Nigeria's voting extended as millions choose new president

A woman displaced by Islamist militant attacks casts her vote during the presidential and National Assembly elections in Yola, Nigeria Saturday, March 28, 2015. Nigerians went to the polls Saturday in presidential elections which analysts say will be the most tightly contested in the history of Africa's richest nation and its largest democracy.
A woman displaced by Islamist militant attacks casts her vote during the presidential and National Assembly elections in Yola, Nigeria Saturday, March 28, 2015. Nigerians went to the polls Saturday in presidential elections which analysts say will be the most tightly contested in the history of Africa's richest nation and its largest democracy.

ABUJA, Nigeria — Nigeria has extended voting to Sunday after problems occurred as millions turned out Saturday to vote in a presidential election that analysts say is too close to call between President Goodluck Jonathan and former military dictator Muhammadu Buhari.
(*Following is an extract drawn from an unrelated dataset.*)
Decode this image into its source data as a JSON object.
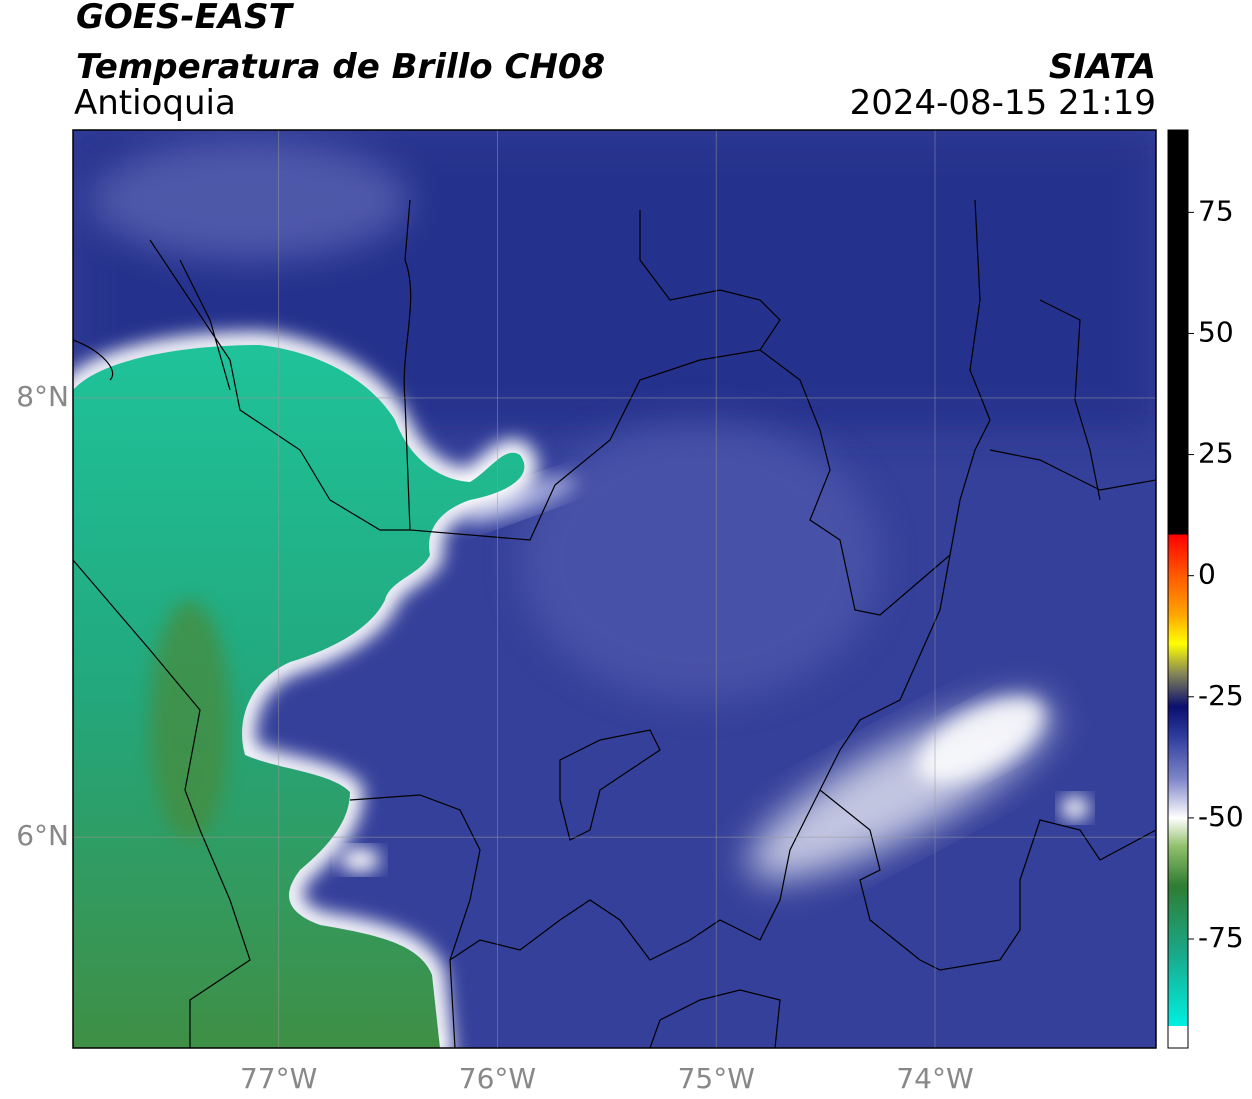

The polling will continue Sunday in some areas where new machines were not reading voters' biometric cards, said Kayode Idowu, spokesman of the Independent National Electoral Commission. The areas where voting will be extended include Lagos, Nigeria's largest city on the Atlantic coast.
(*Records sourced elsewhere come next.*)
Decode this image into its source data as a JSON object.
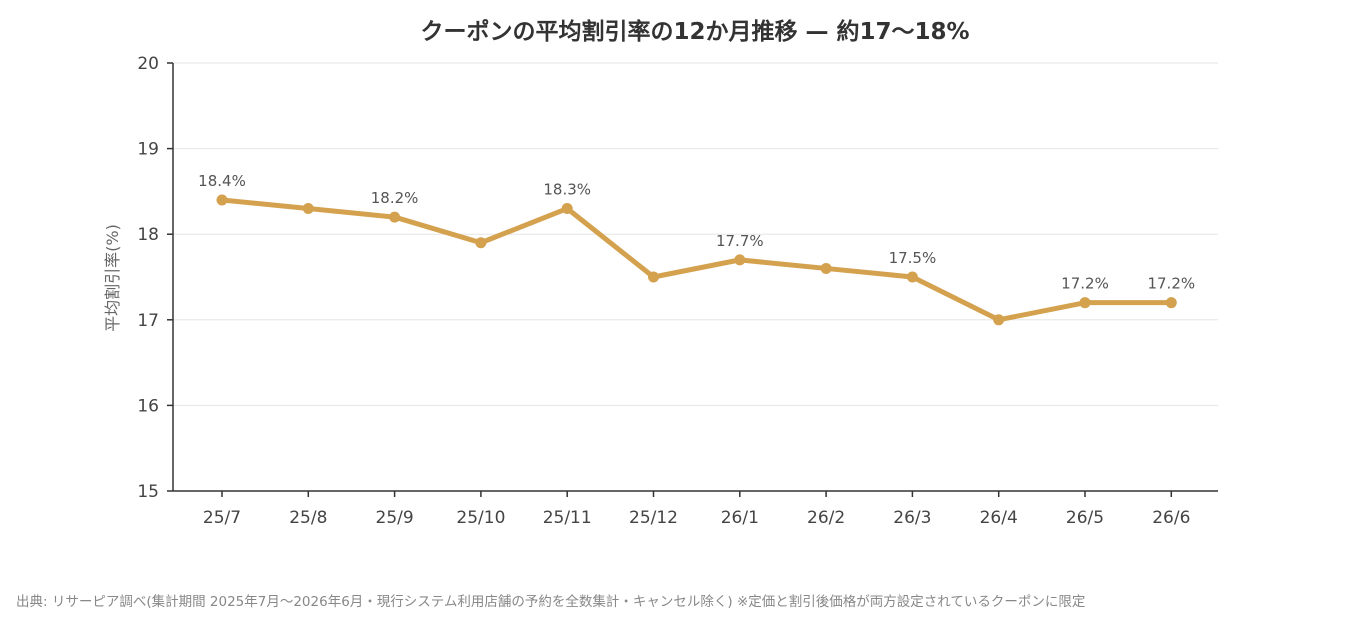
{
  "chart_data": {
    "type": "line",
    "title": "クーポンの平均割引率の12か月推移 — 約17〜18%",
    "xlabel": "",
    "ylabel": "平均割引率(%)",
    "ylim": [
      15,
      20
    ],
    "yticks": [
      "15",
      "16",
      "17",
      "18",
      "19",
      "20"
    ],
    "categories": [
      "25/7",
      "25/8",
      "25/9",
      "25/10",
      "25/11",
      "25/12",
      "26/1",
      "26/2",
      "26/3",
      "26/4",
      "26/5",
      "26/6"
    ],
    "series": [
      {
        "values": [
          18.4,
          18.3,
          18.2,
          17.9,
          18.3,
          17.5,
          17.7,
          17.6,
          17.5,
          17.0,
          17.2,
          17.2
        ],
        "color": "#D4A24F"
      }
    ],
    "data_labels": [
      {
        "index": 0,
        "text": "18.4%"
      },
      {
        "index": 2,
        "text": "18.2%"
      },
      {
        "index": 4,
        "text": "18.3%"
      },
      {
        "index": 6,
        "text": "17.7%"
      },
      {
        "index": 8,
        "text": "17.5%"
      },
      {
        "index": 10,
        "text": "17.2%"
      },
      {
        "index": 11,
        "text": "17.2%"
      }
    ],
    "grid": true,
    "legend": "none"
  },
  "source_note": "出典: リサーピア調べ(集計期間 2025年7月〜2026年6月・現行システム利用店舗の予約を全数集計・キャンセル除く) ※定価と割引後価格が両方設定されているクーポンに限定"
}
In other areas, vote counting has already begun, he said.

Nearly 60 million people have cards to vote and determine the outcome of the first election in Nigeria's history where an opposition candidate has a realistic chance of defeating a sitting president. The vote takes place amid an Islamic insurgency in Nigeria's northeast in which thousands have been killed.

Boko Haram extremists waving guns forced voters to abandon polling stations in three villages of northeastern Gombe state, witnesses said. The militants have vowed to disrupt elections, calling democracy a corrupt Western concept.

Two car bombs exploded at two polling stations in southeast Enugu state but did not hurt voters, police said. Police detonated two other car bombs at the scene of the first explosion, a polling station set up at a primary school, said Enugu state police Commissioner Dan Bature. Boko Haram has been blamed for many car bombings but was not immediately suspected in the southeastern blasts far from its northeast stronghold.

President Goodluck Jonathan denied the attacks, saying the state governor told him there were no blasts.

The oil-rich and heavily populated south is deeply contested and has become a political battleground since the main opposition parties united in a coalition two years ago, causing dozens of defections from Jonathan's party.

The official website of the Independent National Electoral Commission was hacked but was quickly secured, said officials who said the site holds no sensitive material.

Thousands of people forced from their homes by the Islamic uprising lined up to vote at a refugee camp in Yola, capital of northeast Adamawa state, which is hosting as many refugees as its 300,000 residents.

Registration to vote began late in most places, delaying the scheduled start of voting in the afternoon. Men and women formed separate lines at many polling stations.

Earlier, officials rushed across the country delivering ballot materials by trucks, speedboats, motorcycles, mules and even camels, in the case of a northern mountaintop village.

Good humor turned to anger and altercations as people waited hours and temperatures rose up to 100 degrees (37 degrees Celsius) to be registered to vote, only to find that machines were not reading new biometric voting cards.

Even the president was affected. Three newly imported card readers failed to recognize the fingerprints of Jonathan and his wife. He returned two hours later and was accredited without the machine using visual identification. Biometric cards and readers are being used for the first time to discourage the kind of fraud that has marred previous votes.